Figure 2.5 A schematic view of the (004) and (224) RSM’s showing the positions of the peaks (open circles) of the substrates (a) GaAs and (b) GaSb, and where a generic GaNSb layer peak would be found if it were fully

relaxed (rel) or fully strained (str).

Figure 2.5 shows the positions of the peaks (represented by circles) for the (004) and (224) RSM’s of a layer of GaNSb, which is grown on either GaSb or GaAs. The relative positions of the peaks from each reflection for the substrate and the layer are shown as well as the effect increasing ax and az has on the positions of these peaks.
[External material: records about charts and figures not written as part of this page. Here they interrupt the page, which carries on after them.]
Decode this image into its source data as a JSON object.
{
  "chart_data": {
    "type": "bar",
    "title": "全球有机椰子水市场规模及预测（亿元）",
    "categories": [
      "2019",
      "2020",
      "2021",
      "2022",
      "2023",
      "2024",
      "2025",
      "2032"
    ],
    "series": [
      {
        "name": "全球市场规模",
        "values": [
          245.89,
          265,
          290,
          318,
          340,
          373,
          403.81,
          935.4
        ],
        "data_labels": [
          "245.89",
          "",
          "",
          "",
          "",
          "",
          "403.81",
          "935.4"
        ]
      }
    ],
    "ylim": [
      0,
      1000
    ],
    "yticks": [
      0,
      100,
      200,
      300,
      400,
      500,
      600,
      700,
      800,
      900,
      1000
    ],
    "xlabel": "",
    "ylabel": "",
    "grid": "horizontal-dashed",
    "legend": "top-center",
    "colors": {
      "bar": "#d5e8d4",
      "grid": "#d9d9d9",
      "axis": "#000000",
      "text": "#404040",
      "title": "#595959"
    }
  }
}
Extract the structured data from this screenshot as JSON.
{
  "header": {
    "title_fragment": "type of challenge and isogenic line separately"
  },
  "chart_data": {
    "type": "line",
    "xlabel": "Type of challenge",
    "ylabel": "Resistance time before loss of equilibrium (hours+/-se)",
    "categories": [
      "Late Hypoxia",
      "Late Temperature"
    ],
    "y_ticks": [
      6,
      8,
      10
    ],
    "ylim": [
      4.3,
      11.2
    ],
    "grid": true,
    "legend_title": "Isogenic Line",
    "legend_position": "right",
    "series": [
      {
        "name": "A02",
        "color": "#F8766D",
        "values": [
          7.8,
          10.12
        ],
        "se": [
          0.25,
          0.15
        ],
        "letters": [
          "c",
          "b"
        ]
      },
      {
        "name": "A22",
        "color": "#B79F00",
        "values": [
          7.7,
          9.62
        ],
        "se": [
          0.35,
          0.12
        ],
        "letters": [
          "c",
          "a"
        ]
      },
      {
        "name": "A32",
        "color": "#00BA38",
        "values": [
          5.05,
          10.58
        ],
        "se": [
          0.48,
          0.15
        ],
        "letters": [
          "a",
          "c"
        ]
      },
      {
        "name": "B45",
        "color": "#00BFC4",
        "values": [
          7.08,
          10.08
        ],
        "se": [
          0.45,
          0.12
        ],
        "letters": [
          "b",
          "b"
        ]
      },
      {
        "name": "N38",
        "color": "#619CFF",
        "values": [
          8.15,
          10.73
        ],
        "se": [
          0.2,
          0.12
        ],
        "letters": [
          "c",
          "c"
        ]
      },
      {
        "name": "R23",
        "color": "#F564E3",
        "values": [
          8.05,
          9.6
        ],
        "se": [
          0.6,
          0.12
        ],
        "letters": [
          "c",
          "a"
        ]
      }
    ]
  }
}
The effect that the relaxation

of the layer has on the position of the layer peak in both RSM’s is also shown. Note that if the layer is fully relaxed then the (224) layer peak will lie on the [224] lattice vector. If the strained peak lies on the left of the [224] vector, then this indicates that the layer is under bi-axial tensile strain (figure 2.5(b)) and if to the right of the vector, that the sample is

38 under compressive strain (figure 2.5(a)). This is the case for samples of GaNSb grown of GaSb and GaAs respectively. Under compressive strain the ax lattice parameter of the layer

is smaller than az and the reverse is true for tensile strain. These two cases are shown

diagrammatically in figure 2.6. The (004) RSM shown in figure 2.5 shows that regardless of the composition or the relaxation of the layer, the peak always lies on the [004] vector. The layer peak will appear closer to the GaAs peak as the nitrogen content increases, i.e. a reduction in the az lattice parameter. Similarly the relaxation of the layer will also move the

layer peak closer to the GaAs peak. From the analysis of the (004) RSM, the vertical component of the shift in the layer peak in the (224) RSM can be determined and, therefore, the change in ax. This is only valid if either the relaxation or the composition of

the layer is known. Where both are unknown, the relative positions of the layer peaks are compared to the positions of the substrate peak to allow for the determination of both relaxation and composition. The high number of dislocations between the layer and the substrate caused by the high degree of lattice mismatch can lead to distortions in the layer peak shape. This spreading of the peak in the omega direction is caused physically by the creation of small mono-crystalline blocks within the layer, each with slightly different orientations, which arise from the interface with a dislocation; this effect is referred to as mosaic spread. There are other effects which cause a spread in the peak in the omega direction such as the surface roughness of the layer at the interface. [9] This explains why the substrate peak is sharp and well defined, indicating few defects and high crystalline quality, compared to that of the layer, which typically has distortions from defects and roughness.